OK, so I know that languages are organic things that grow and evolve over time, but there are some new words and phrases that really do deserve to become the linguistic equivalent of the weird and short-lived critters that appeared around the time of the Cambrian explosion. In fact, "smexting" (and its ilk) is probably even more maladapted than Hallucigenia at al and should, therefore, retire to a quiet corner and die immediately.

Adrian Waterworth


Reminds me of those ludicrous Nissan Micra adverts which were based on hideous constructions like "spafe" (which Sigmund Freud - for which I have never forgiven him - informed us meant "spontaneous yet safe," though he failed to explain what could possibly be spontaneous about a car, let alone a Micra).
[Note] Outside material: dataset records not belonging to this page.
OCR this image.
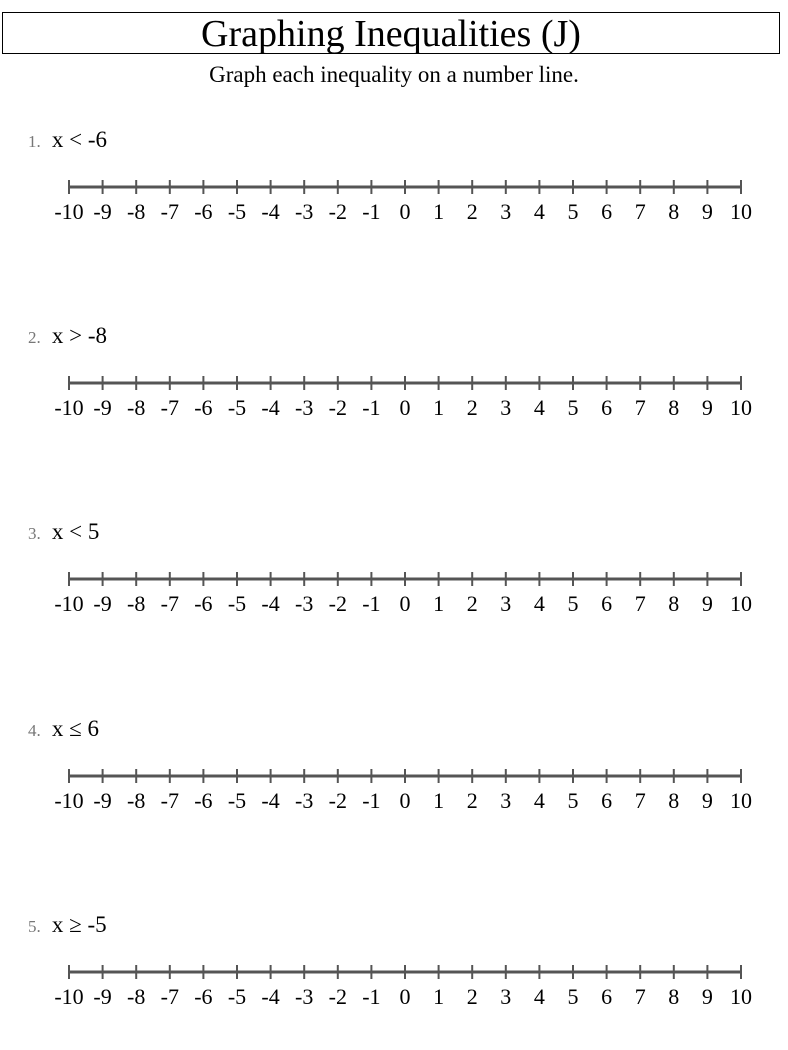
Graphing Inequalities (J)

Graph each inequality on a number line.

1. x < -6
-10 -9 -8 -7 -6 -5 -4 -3 -2 -1 0 1 2 3 4 5 6 7 8 9 10
2. x > -8
-10 -9 -8 -7 -6 -5 -4 -3 -2 -1 0 1 2 3 4 5 6 7 8 9 10
3. x < 5
-10 -9 -8 -7 -6 -5 -4 -3 -2 -1 0 1 2 3 4 5 6 7 8 9 10
4. x ≤ 6
-10 -9 -8 -7 -6 -5 -4 -3 -2 -1 0 1 2 3 4 5 6 7 8 9 10
5. x ≥ -5
-10 -9 -8 -7 -6 -5 -4 -3 -2 -1 0 1 2 3 4 5 6 7 8 9 10
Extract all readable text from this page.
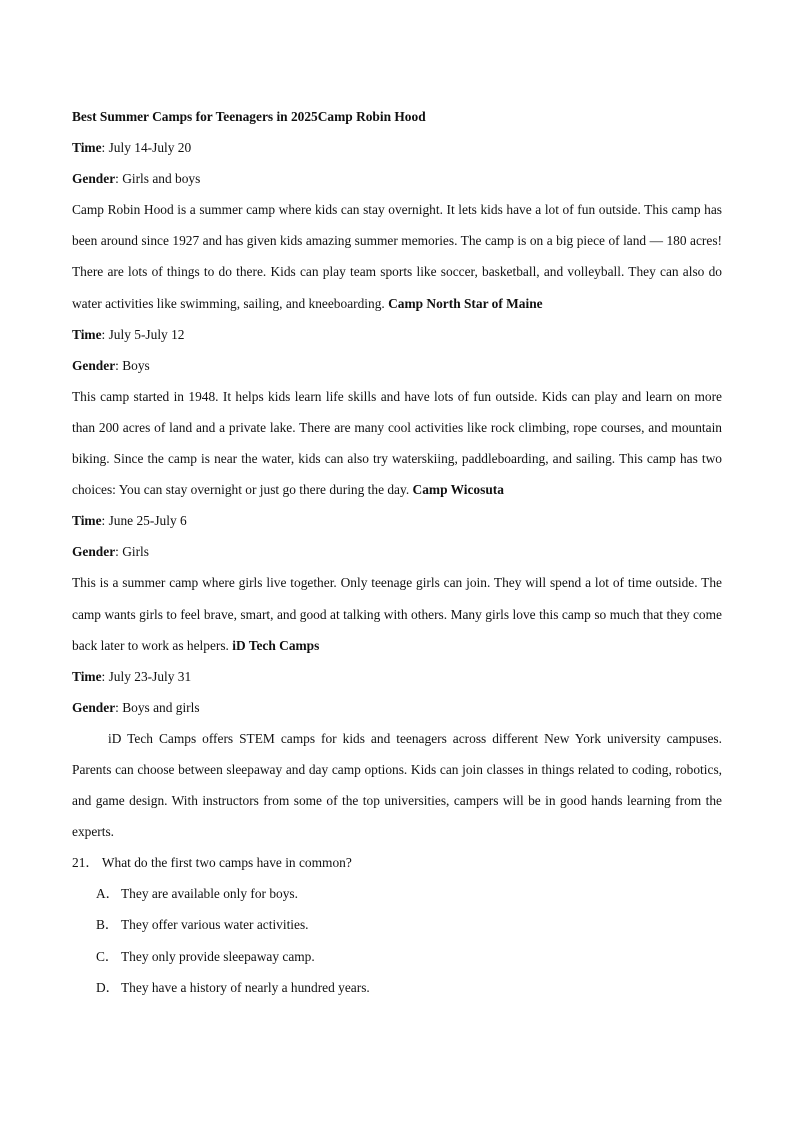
Best Summer Camps for Teenagers in 2025Camp Robin Hood

Time: July 14-July 20

Gender: Girls and boys

Camp Robin Hood is a summer camp where kids can stay overnight. It lets kids have a lot of fun outside. This camp has been around since 1927 and has given kids amazing summer memories. The camp is on a big piece of land — 180 acres! There are lots of things to do there. Kids can play team sports like soccer, basketball, and volleyball. They can also do water activities like swimming, sailing, and kneeboarding. Camp North Star of Maine

Time: July 5-July 12

Gender: Boys

This camp started in 1948. It helps kids learn life skills and have lots of fun outside. Kids can play and learn on more than 200 acres of land and a private lake. There are many cool activities like rock climbing, rope courses, and mountain biking. Since the camp is near the water, kids can also try waterskiing, paddleboarding, and sailing. This camp has two choices: You can stay overnight or just go there during the day. Camp Wicosuta

Time: June 25-July 6

Gender: Girls

This is a summer camp where girls live together. Only teenage girls can join. They will spend a lot of time outside. The camp wants girls to feel brave, smart, and good at talking with others. Many girls love this camp so much that they come back later to work as helpers. iD Tech Camps

Time: July 23-July 31

Gender: Boys and girls

iD Tech Camps offers STEM camps for kids and teenagers across different New York university campuses. Parents can choose between sleepaway and day camp options. Kids can join classes in things related to coding, robotics, and game design. With instructors from some of the top universities, campers will be in good hands learning from the experts.

21． What do the first two camps have in common?

A． They are available only for boys.

B． They offer various water activities.

C． They only provide sleepaway camp.

D． They have a history of nearly a hundred years.
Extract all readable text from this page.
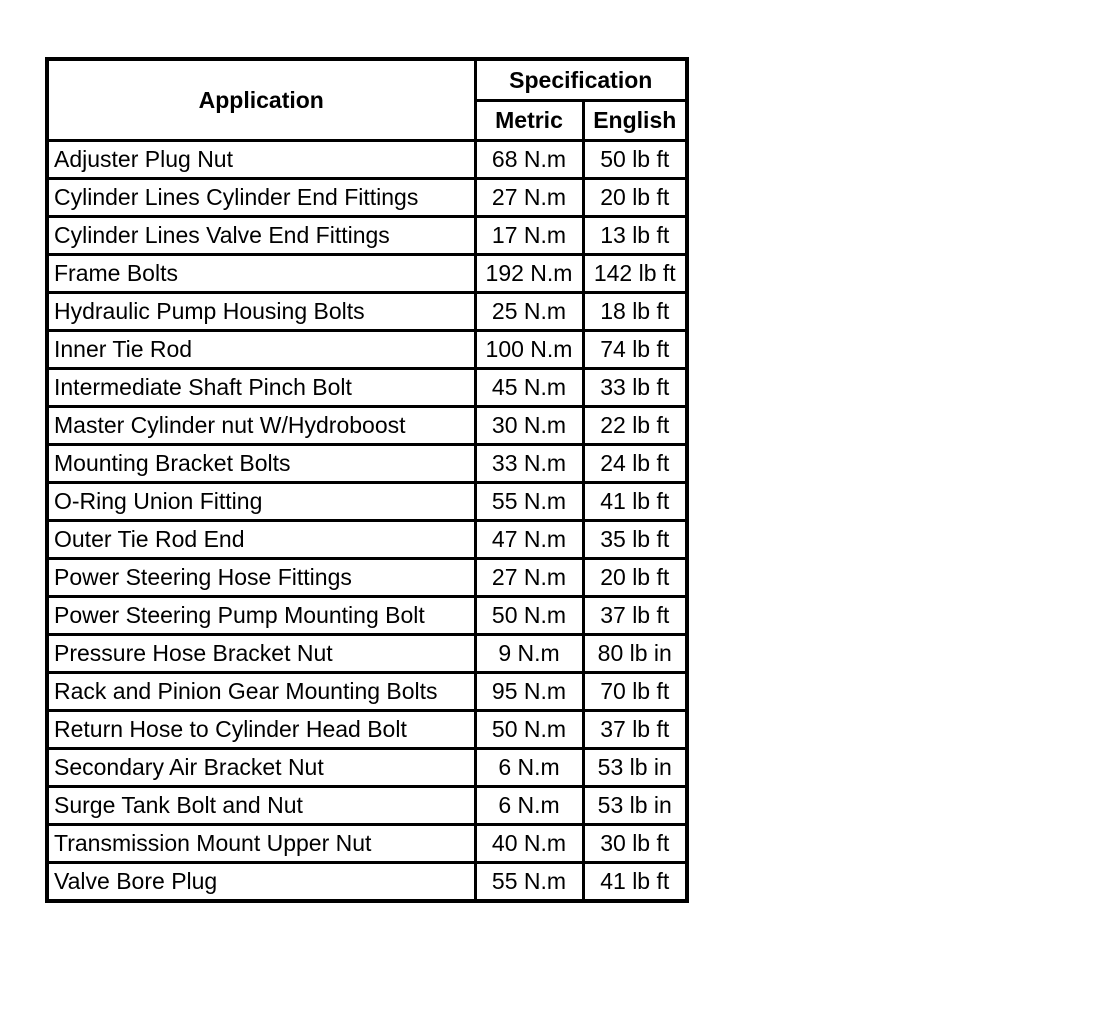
Application	Specification	
	Metric	English
Adjuster Plug Nut	68 N.m	50 lb ft
Cylinder Lines Cylinder End Fittings	27 N.m	20 lb ft
Cylinder Lines Valve End Fittings	17 N.m	13 lb ft
Frame Bolts	192 N.m	142 lb ft
Hydraulic Pump Housing Bolts	25 N.m	18 lb ft
Inner Tie Rod	100 N.m	74 lb ft
Intermediate Shaft Pinch Bolt	45 N.m	33 lb ft
Master Cylinder nut W/Hydroboost	30 N.m	22 lb ft
Mounting Bracket Bolts	33 N.m	24 lb ft
O-Ring Union Fitting	55 N.m	41 lb ft
Outer Tie Rod End	47 N.m	35 lb ft
Power Steering Hose Fittings	27 N.m	20 lb ft
Power Steering Pump Mounting Bolt	50 N.m	37 lb ft
Pressure Hose Bracket Nut	9 N.m	80 lb in
Rack and Pinion Gear Mounting Bolts	95 N.m	70 lb ft
Return Hose to Cylinder Head Bolt	50 N.m	37 lb ft
Secondary Air Bracket Nut	6 N.m	53 lb in
Surge Tank Bolt and Nut	6 N.m	53 lb in
Transmission Mount Upper Nut	40 N.m	30 lb ft
Valve Bore Plug	55 N.m	41 lb ft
I hereby coin my own word for these things: "portwankeau."

Anon

Other posters were quick to point out that it was in fact Clement Freud who provided the necessary learned-sounding voice, rather than Sigmund, who would presumably have preferred to emphasise the car's sleek curves and powerful, thrusting engine. Oh my...


"I think you mean Clement Freud"

Doh!! Yes.

It was a Freudian slip.

Anon (One and the same)


Obvious what you should call this kind of new coinage (and in truth pretty much anything that emanates from Orange's marketing folk), a 'fuckwitticism'

Mike Banahan


'Smugging' tends to happen a lot in Birmingham

"Yo safe mate - got a spare cigarette?"

"No - I don't smoke"

"Give me your wallet" (occasionally accompanied by a punch in the face)

Daniel Voyce


Does that also mean that the act of sending SMS whilst 'on the throne' is called 'shexting'?

Robin

I think that's called 'disgusting'.


Perhaps to atone for their disgraceful attempt to corrupt our fair language, Orange has given in to cancer-fearing occupants of a Bristol tower block - known locally as the 'Tower of Doom' - and removed their base station from its top. Residents can now sleep soundly as their phones charge and their microwaves idle, but you were scathing as always:

Is it possible that the 'high' incidence of cancer amongst the elderly is somehow due to the fact that they are, in fact, elderly and therefore their cellular repair mechanisms are getting a little worn out?

Ed Blackshaw


Most of the energy from a mobile mast is radiated outwards, not downwards. So if you want to dodge all those "harmful" mobile 'phone signals, being right under the antennae is not a bad place to be.

Simon Woodworth


Personally I'd turn off all the masts in the area for a year and see how the locals like having no mobile service. I bet within 6 months there's be petitions asking for new masts to be erected and the cancer rate would neither increase or decrease.

Dave Murray


OK, so building has mobile phone mast and some people get cancer. By that logic and reasoning I would ban them all from having cats.....

Colin Guthrie

Well, cats have been known to act as harbingers of doom. You never know.


The youngest person to get cancer was 63 (according to the Daily Mail, that bastion of truth and level headedness). The oldest was 89. I'd love to see what the other people died of. Radiation induced old age? Radiation induced heart attack? Radiation pushed them down the stairs?